In 2011, he was arrested again for violation of his bond conditions when he was found in a Connecticut hotel room with a camera and a 14-year old boy wearing nothing but a towel. After fighting extradition back to Georgia, he’s now finally back in jail waiting to face his charges.
This was all pretty horrifying, but I didn’t think much more of it due to the article stating that Kramer resigned from DragonCon back in 2000 shortly after his first arrest.
That is, until today, when Elyse alerted me to the fact that writer Nancy A. Collins is calling for a boycott of DragonCon based on the fact that they are apparently still paying him upwards of $150,000 per year. Collins points out that Kramer still holds stock in the convention and refuses to be bought out. DragonCon has had the past 12 years to come up with a solution to cut him out, such as dissolving and reincorporating, but they haven’t. Instead, according to this (trigger warning on this link) detailed account of Kramer’s transgressions, Collins has been “ostracized” from the convention circuit for her continued criticism of Kramer.

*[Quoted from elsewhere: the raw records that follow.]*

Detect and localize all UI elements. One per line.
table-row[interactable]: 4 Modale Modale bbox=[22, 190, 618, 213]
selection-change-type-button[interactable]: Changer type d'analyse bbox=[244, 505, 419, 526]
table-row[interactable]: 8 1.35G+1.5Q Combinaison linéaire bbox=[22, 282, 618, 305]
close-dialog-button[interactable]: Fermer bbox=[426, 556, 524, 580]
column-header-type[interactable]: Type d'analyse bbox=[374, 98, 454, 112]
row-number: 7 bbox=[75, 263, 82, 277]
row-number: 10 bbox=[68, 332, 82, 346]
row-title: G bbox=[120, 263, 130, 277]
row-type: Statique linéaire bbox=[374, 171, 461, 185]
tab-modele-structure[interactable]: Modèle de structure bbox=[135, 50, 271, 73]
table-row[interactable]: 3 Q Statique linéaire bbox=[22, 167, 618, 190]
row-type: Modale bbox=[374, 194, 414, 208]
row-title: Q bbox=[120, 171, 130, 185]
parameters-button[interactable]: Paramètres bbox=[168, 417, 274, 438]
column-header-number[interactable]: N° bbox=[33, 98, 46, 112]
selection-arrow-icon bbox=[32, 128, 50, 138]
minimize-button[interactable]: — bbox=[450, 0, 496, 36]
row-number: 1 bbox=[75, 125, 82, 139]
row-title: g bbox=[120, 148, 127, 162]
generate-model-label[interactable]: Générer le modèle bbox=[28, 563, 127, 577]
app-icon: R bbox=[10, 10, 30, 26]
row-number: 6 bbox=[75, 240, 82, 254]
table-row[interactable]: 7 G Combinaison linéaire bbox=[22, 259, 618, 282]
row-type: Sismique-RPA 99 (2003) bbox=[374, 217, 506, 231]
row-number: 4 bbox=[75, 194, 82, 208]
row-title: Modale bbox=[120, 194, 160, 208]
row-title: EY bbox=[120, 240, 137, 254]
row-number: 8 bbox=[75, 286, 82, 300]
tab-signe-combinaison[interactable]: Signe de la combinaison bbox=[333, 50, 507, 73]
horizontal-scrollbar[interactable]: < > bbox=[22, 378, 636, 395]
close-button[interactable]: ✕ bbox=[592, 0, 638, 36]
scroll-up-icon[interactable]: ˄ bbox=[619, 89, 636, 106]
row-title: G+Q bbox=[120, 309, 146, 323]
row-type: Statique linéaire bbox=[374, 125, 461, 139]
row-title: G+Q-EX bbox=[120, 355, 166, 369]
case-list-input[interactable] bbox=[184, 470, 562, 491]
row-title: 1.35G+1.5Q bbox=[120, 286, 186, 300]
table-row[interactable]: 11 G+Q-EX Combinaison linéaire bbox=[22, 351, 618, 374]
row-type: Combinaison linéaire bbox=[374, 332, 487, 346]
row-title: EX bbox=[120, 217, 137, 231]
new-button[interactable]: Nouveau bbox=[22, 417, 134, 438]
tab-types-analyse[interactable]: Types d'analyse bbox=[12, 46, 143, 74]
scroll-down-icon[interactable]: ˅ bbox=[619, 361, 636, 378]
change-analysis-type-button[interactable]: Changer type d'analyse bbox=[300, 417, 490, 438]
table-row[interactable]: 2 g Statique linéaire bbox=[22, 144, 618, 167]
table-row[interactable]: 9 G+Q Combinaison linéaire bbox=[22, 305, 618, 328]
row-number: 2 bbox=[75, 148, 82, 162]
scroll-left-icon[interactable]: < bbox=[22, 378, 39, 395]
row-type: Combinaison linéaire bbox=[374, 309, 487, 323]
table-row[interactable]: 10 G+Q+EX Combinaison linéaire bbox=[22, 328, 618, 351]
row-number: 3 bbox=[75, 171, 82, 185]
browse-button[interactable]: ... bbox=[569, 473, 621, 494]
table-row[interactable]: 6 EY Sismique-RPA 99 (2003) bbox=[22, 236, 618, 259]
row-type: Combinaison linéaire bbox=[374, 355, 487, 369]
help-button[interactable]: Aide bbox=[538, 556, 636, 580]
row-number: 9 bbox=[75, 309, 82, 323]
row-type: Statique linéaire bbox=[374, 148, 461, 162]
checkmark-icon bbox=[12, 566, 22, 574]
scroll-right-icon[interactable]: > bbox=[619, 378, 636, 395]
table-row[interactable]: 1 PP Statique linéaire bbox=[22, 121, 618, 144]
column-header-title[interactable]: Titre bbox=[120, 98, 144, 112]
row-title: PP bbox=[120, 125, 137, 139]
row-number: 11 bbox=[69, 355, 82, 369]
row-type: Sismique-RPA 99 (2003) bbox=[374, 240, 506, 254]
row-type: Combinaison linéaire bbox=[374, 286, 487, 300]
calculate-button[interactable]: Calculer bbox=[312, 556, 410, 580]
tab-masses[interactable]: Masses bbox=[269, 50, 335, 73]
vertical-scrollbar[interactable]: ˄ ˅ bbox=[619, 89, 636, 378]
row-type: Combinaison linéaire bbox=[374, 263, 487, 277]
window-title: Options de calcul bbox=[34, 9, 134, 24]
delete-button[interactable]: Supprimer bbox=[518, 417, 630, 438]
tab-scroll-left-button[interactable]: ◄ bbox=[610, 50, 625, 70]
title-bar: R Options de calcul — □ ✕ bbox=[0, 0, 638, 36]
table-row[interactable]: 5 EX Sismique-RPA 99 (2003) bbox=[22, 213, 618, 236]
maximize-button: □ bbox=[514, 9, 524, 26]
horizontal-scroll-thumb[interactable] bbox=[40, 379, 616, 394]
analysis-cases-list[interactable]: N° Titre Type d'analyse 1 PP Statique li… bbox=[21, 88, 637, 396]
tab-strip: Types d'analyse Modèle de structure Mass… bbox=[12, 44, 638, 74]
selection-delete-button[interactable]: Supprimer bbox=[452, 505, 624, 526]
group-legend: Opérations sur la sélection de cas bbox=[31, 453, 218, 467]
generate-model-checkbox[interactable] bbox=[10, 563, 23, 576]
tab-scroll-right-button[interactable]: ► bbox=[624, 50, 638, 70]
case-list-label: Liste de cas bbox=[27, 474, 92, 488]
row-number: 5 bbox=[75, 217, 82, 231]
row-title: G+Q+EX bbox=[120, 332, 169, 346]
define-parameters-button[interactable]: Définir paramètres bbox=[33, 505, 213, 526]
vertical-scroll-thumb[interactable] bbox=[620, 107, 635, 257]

And so, a moral quandary appears!
While Kramer almost certainly has little to no control over the actual conference, every ticket sold does increase his personal wealth, which he has been using for the past 12 years to avoid trial and violate his bond. For the past four years, Skepchick has been unwittingly contributing to that by having a presence at DragonCon in the form of participation in the SkepTrack. I always enjoy DragonCon, and there are tons of great skeptics in the area who come out for it. And, I’ve always accepted the fact that DragonCon is a for-profit business. But I’m not sure how I can feel good about participating again when I know where so much of that money is going.
There’s a long-standing controversy over separating a work from its author. I’ve always strived to keep them separate and appreciate a work on its own, but when the author is a terrible person who benefits from my purchasing or participating in the work, it’s a different story. So to speak.
I’m not saying that I or Skepchick as a whole will definitely be boycotting DragonCon, as it’s something I have to think a lot about. But I do hope that DragonCon’s leadership will take this seriously and do the right thing, and save us all from a difficult decision.
EDIT: I’ve been informed that due to a legal battle between Kramer and DragonCon, DragonCon may be legally prohibited from defending themselves publicly at this time. I’ll be interested to hear their defense when they can state it.